SINGAPORE - In the first diversity study of its films and series, streaming giant Netflix showed gains in the inclusion of marginalised groups both onscreen and behind the scenes.
Still, only around three in 10 leads or co-leads are from a minority ethnic group, below proportional representation in the United States.
The media company released the study last Friday and also announced the creation of the Netflix Fund for Creative Equity, which will invest US$100 million (S$133 million) over the next five years to train and provide opportunities for under-represented communities.
The study, led by Dr. Stacy L. Smith and the University of Southern California Annenberg Inclusion Initiative, analysed 126 films and 180 series released in 2018 and 2019 to assess the diversity of Netflix's original US-based scripted content.

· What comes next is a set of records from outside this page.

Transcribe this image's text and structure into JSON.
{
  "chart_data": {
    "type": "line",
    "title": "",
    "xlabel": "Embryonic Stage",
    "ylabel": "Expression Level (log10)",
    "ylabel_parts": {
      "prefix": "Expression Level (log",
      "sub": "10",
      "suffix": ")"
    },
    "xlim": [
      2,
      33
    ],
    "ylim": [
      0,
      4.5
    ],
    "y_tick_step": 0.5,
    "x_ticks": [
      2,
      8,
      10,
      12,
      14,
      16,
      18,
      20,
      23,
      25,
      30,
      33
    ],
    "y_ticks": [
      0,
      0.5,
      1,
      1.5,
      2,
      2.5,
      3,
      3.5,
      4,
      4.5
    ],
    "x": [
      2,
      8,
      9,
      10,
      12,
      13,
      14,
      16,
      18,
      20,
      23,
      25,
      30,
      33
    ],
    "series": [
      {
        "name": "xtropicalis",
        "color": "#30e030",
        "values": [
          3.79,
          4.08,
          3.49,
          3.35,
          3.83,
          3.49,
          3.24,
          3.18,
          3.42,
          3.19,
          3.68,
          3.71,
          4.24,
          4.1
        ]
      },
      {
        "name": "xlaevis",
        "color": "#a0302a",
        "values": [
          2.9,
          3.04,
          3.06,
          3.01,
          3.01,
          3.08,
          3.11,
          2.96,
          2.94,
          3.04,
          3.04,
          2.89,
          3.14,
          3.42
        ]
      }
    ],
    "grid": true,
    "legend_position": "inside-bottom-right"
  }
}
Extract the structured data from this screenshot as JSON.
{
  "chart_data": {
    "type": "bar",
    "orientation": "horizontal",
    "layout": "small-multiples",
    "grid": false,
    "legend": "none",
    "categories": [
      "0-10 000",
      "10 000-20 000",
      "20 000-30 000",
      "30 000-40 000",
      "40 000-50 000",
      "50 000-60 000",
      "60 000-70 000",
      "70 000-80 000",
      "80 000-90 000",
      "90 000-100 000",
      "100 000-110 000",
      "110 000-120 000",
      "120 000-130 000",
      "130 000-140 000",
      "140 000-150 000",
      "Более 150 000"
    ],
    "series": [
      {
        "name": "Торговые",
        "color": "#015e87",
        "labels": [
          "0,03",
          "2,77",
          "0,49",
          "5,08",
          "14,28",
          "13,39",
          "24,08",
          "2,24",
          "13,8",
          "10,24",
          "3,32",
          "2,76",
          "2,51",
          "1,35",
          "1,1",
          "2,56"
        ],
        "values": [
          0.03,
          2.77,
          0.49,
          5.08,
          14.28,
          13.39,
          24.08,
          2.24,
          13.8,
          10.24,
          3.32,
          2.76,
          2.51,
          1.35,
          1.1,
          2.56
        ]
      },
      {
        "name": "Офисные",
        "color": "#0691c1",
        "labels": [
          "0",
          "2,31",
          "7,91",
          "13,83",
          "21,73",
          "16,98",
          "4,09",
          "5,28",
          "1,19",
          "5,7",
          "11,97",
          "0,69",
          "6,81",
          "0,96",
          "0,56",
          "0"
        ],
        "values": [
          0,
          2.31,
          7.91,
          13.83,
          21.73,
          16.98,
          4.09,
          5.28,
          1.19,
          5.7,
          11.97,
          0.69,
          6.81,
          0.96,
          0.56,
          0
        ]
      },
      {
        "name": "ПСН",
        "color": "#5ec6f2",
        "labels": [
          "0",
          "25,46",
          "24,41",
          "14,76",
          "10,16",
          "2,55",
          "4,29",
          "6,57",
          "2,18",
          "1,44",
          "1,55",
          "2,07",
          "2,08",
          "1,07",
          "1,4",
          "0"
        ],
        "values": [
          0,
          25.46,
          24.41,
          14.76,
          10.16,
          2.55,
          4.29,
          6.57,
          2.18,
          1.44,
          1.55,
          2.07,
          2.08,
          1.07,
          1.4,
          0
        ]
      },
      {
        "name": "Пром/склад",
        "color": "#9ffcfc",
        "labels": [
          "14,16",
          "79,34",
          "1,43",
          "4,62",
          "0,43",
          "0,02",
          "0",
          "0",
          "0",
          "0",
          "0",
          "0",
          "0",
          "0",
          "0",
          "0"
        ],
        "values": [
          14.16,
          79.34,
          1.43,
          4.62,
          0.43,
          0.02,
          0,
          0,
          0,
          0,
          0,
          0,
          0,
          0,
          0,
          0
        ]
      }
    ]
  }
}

More than half of all Netflix films and scripted series featured a female protagonist. Stories with women or girls at the centre grew from 48.6 per cent in 2018 to 55.2 per cent in 2019.
Netflix also worked with more women in key creative roles such as directors, creators and screenwriters, as compared with the wider film and television industry.
In a video uploaded to YouTube, Dr Smith said having female creators led to more female-driven stories: "Inclusion happens when women are given keys to the kingdom and drive storylines at Netflix."
But only 31.9 per cent of leading roles were given to members of an under-represented ethnic group, below the 39.9 per cent of the US population who are from a minority race.
This is despite under-represented leads or co-leads increasing from 26.4 per cent in 2018 to 37.3 per cent in 2019.
Stories with Latino and Asian leading characters were particularly rare, at 2.6 and 4 per cent respectively. Few from these minority groups held power behind the scenes either.
Though women of colour gained more prominence in leading roles or as main cast members over the two years, they are still often entirely missing from stories.
More than two-thirds of the offerings studied did not portray a Latina woman or girl speaking. More than 85 per cent erased Middle Eastern or North African girls and women, 29.1 per cent left out black females and 48 per cent showed no Asian women.
White females, in contrast, were missing from only 4.6 per cent of all stories.
Stories which gave play to lesbian, gay, transgender and bisexual characters were also rare, with transgender characters especially sidelined. Characters with disabilities went largely unrepresented as well.
In a blog post, Netflix chief content officer and co-chief executive Ted Sarandos committed to telling more diverse stories. He promised that the company will release a report every two years to 2026 inclusive.
He said: "We are still in the early stages of a major change in storytelling - where great stories can truly come from anywhere, be created by anyone, whatever their background, and be loved everywhere.
"And by better understanding how we are doing, we hope to stimulate change not just at Netflix but across our industry more broadly.